A survey is a set of predetermined questions. It’s not yet possible to create your own questions in a survey unless you install a nonstandard module such as Questionnaire or Feedback. The current survey focuses on getting feedback from students about the nature of the course.
Choices are small, one-question surveys. They act as small web polls that you may have seen on other web sites. You can use a choice to get rapid feedback from your students about any topic you wish, as long as it’s only one question long.
This section covers the following MTC skills: 5.6 Survey
There are three types of surveys you can give:
This is a set of 24 statements that asks students about the relevance of the course, provides opportunities for reflection and interactivity, provides peer and tutor support, and facilitates interpretation. These factors are based on social constructivist theory, as discussed in Chapter 1. Variations on the survey ask students to discuss their preferred learning environment or the actual learning environment. Moodle offers three types of COLLES surveys: preferred, actual, or a combination of the two. The preferred COLLES survey asks students to discuss how they think they want to interact with a course, while the actual COLLES survey asks them how they are interacting currently.
ATTLS seeks to measure the quality of interaction within a course. It builds on the “Separate and Connected ways of knowing” scale, which we discussed in Chapter 13.
The Critical Incidents survey asks students to consider recent events and answer questions about their relationship to those events.

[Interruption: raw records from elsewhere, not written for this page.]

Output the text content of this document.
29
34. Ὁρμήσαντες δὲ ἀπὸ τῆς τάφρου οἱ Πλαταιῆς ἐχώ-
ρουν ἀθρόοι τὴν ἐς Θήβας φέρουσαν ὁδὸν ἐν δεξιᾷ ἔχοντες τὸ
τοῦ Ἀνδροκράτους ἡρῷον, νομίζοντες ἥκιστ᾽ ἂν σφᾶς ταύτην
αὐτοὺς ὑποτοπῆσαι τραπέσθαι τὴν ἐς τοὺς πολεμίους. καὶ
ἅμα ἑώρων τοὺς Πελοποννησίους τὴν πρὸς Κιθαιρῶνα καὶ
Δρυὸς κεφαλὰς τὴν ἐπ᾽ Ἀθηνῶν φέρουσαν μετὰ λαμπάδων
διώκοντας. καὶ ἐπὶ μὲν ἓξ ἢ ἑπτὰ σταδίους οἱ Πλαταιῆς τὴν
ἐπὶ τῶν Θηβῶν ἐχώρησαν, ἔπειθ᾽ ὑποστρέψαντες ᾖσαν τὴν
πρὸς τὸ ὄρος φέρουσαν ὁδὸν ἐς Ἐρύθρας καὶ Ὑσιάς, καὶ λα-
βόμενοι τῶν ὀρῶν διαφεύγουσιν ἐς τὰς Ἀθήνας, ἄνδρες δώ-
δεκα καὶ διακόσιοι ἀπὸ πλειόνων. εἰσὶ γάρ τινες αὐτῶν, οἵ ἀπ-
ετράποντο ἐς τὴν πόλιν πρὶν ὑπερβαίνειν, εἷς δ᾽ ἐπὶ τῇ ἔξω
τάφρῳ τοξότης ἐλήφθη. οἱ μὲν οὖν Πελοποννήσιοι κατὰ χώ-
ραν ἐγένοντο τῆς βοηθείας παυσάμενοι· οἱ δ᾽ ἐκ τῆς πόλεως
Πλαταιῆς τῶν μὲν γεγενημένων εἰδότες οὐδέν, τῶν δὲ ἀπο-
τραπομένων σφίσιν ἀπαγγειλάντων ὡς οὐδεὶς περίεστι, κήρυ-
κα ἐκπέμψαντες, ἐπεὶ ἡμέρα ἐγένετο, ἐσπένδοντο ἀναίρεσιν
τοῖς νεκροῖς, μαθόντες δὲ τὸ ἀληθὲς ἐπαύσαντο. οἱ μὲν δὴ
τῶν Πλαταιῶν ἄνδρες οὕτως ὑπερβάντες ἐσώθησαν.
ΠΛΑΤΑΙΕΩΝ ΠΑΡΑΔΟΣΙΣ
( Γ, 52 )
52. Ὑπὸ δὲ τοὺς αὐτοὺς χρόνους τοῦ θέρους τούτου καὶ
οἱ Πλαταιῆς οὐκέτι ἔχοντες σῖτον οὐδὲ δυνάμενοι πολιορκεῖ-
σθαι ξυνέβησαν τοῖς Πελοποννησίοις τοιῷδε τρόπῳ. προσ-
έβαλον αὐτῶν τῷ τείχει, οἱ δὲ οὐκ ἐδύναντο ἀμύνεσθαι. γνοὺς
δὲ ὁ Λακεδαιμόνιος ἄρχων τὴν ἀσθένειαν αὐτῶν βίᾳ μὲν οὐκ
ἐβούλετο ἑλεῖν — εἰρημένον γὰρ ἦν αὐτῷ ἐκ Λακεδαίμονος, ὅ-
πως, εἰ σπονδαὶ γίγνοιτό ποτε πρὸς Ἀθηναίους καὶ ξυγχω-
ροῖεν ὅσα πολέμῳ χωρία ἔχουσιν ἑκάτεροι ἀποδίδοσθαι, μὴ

The limited nature of the surveys tool makes surveys very easy to create. Basically, you select the set of prewritten questions you’d like to give, edit the introductory text, and you’re done.
To create a survey:
Select Survey from the “Add an activity” drop-down menu in the course section where you would like to add the survey.
On the “Adding a new survey page,” as shown in Figure 14-1, give the survey a name.
Select the type of survey you want to give from the drop-down menu.
If you wish, add an introduction to the survey.
Select the common module options:
This is another location in which to set the group mode for the activity. If group mode is forced in the course settings then this setting will be ignored.
This determines whether students may view the activity or not.
Click the “Save changes” button.
The following page displays the question set you have chosen. Click the “Check and continue” button at the bottom of the page.
Once you’ve created the survey, students can begin to give their feedback. They simply click on the survey name in the course section and answer the questions. Once students have begun to answer the survey questions, you can track results via the “View xx survey responses” link at the top right of the survey page.
The survey report page contains links at the top right for viewing the data by course, by student, or by question. You can also download the data in a choice of three formats: Open Document Spreadsheet, Excel, or text.
Moodle surveys are not anonymous. While students cannot see each other’s results, you can view each student’s survey. There is no way to ensure anonymity. If you are using these results for research, you must develop a scheme to download the data and assign participant numbers. You should also inform students of this limitation.
The COLLES and ATTLS questions are five-point scales that range in response from “Almost always” to “Almost never” for COLLES and from “Strongly agree” to “Strongly disagree” for ATTLS. These results are reported in graphical form when you view them, as illustrated in Figure 14-2.
The Critical Incidents survey is a free-response survey where students must type their answers. You can see what students have typed for each answer. Later in this chapter, we’ll discuss how to apply the data you gather.
The survey module has three capabilities:
This allows a user to participate in a survey.
This allows a user to read survey responses via the “View xx survey responses” link at the top right of the survey page.
This allows a user to download survey responses.